The recently reported FITTED algorithm allows two receptor flexibility modes[17
]. The first mode, termed ‘semi-flexible’, is essentially an MRC ensemble docking. The second ‘fully-flexible’ mode allows genetic algorithm (GA) to generate different combinations of side-chain rotamers and backbone conformations found in the input ensemble. In addition, the algorithm is capable of simulating displaceable interface water molecules by a combination of special functional form for water interaction and sampling absence/presence of waters in GA.
Ensemble methods may offer significant performance advantage over sequential docking to multiple conformations by conventional rigid-receptor algorithms. For example, 6-fold speedup was reported for ensemble docking to 12 conformations of lysozyme cavity [18
], and the speedup reached 18 fold when docking against 48 conformations. Ultimately the efficiency of ensemble methods should depend on the diversity of the receptor conformations: if the ensemble only involves minor structural variations, its exploration may contribute only additively to the overall computational cost; however, if highly dissimilar binding site conformations are included, each of them will have to be explored virtually independently, potentially multiplying the search time by the number of conformations.

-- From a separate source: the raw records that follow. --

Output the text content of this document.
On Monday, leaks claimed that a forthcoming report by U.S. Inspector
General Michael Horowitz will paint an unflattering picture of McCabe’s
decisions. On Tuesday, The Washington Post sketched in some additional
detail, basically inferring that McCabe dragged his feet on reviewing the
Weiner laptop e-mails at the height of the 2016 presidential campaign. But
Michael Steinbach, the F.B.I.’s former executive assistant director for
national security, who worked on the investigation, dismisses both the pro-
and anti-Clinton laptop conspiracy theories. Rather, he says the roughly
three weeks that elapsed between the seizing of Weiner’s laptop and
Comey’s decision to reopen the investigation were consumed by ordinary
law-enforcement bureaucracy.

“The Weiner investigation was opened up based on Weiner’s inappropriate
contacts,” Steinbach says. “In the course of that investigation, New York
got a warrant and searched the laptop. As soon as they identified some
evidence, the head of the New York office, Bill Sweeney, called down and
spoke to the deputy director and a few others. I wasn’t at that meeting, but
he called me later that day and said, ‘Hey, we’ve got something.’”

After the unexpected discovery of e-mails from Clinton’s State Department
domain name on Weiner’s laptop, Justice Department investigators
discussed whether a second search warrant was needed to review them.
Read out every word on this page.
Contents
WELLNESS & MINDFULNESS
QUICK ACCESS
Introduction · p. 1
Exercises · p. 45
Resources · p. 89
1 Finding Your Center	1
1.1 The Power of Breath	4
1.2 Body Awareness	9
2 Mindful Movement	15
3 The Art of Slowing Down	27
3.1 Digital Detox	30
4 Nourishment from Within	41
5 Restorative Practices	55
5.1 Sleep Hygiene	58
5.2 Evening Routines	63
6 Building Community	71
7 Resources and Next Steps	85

Post-docking optimization may help to further improve both docking pose and its score. Nabuurs, Wagener and de Vlieg demonstrated a robust performance of a combination of FlexX-Ensemble docking combined with a post-docking explicit receptor ligand optimization on a benchmark of 35 ligand-receptor complexes [19
Advantages and pitfalls of the MRC approach in docking and VLS are well illustrated by an in-depth benchmarking study of Barril and Morley[20
]. Their test set consisted of 49 structures of cyclin-dependent kinase 2 (CDK2) with 34 ligands and 149 structures of heat shock protein 90 (HSP90) with 57 ligands. These receptors are among the most thoroughly investigated experimentally. On average, only 33% (CDK2) and 25% (HSP90) of ligands would dock within 2Å RMSD to any single receptor structure, while 97% of them would dock correctly to at least one receptor structure. Unfortunately, the best performing single receptor structure for each ligand is not known in advance. The best performing single
receptor structure could be used to correctly dock up to 68% and 49% ligands (CDK2 and HSP90 respectively). Best-performing combinations of two or more receptor structures were next investigated. Success rate gradually improved to 94% and 77% for the best subsets of 6 CDK2 structures and 8 HSP90 structures respectively. A pitfall of using a large number of receptor structures was also observed: success rate actually declined when more than 39 (CDK2) or 81 (HSP90) structures were used. The performance dependence on the MRC set for realistic random subsets is less dramatic: the average performance improved monotonically with the number of conformations, reaching 76% and 51% for full sets. The bulk of the improvement still occurred for the first 10 (CDK2) and 25 (HSP90) structures, suggesting that a relatively small subset of structures can embody a sufficient number of receptor conformational states to adequately represent induced fit. Interestingly, at least for HSP90 the performance could be significantly improved by including an ad-hoc solvation-based receptor conformational penalty to the scoring function. The observation emphasizes the need for eventual development of methods for accurate receptor conformation scoring, which is currently often disregarded.